Of course, we must not romanticise Russia. Its turn to “traditional values” is a cudgel used against its own people, not a cultural renaissance. But the expat’s flight is a symptom of a deeper disease: the conviction that Western liberalism is a universal solvent, that it can be poured over any society and produce the same frothy result. When a society resists, the liberal flees rather than engage. He retreats to his bubble, complaining of the rising tide of illiberalism, never questioning his own complicity.

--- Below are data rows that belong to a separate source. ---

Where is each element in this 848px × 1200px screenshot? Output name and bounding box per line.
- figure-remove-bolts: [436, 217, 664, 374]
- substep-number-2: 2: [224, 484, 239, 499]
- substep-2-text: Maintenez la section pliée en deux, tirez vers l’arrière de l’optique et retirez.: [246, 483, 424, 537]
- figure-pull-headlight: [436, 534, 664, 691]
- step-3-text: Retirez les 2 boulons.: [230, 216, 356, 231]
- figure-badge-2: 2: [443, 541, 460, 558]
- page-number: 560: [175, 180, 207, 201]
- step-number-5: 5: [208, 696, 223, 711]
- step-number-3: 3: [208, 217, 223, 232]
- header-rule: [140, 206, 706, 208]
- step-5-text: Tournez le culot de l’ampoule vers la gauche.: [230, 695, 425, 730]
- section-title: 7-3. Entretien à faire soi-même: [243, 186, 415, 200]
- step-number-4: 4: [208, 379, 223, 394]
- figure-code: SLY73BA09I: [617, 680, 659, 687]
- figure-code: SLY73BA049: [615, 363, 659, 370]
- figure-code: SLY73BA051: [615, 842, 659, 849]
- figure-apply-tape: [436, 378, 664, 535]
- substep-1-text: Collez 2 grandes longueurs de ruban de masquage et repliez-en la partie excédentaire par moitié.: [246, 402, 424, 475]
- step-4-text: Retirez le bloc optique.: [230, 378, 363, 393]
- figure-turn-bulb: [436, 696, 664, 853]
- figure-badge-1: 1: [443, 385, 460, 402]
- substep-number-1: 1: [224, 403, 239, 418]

So what is to be done? First, let us avoid the cliches about “a new Iron Curtain.” The world is not splitting into neat blocs. What we are witnessing is a fragmentation of values, a hardening of borders that are not just physical but spiritual. The expat who decamps from Moscow to London, Paris, or Berlin will find that the same tensions await him: a native population suspicious of globalised elites, a culture defending itself against a homogenising tide. He will find, in short, that he has brought his problem with him.
Second, we must learn to see the expat not as a victim but as a symbol. He is the canary in the coal mine of liberal universalism. His flight signals that the age of easy cultural conquest is over. Nations are reasserting themselves. And the West, which preached the end of history, finds itself once again in history, a player among others.
For the British reader, this should give pause. Our own Foreign Office warns against travel to Russia, but what of the warnings that might be issued about our own country? Our own culture, battered by decades of self-hatred, is not so secure that we can afford to lecture others. The expat’s flight from Russia is a mirror: we see our own fragility reflected.
In the end, the Western expat leaves Russia because he cannot bear to be told “no.” He leaves because the world has grown too complex for his simple certainties. He leaves, and the rest of us are left to ponder whether we, too, are but tourists in a history we refuse to understand.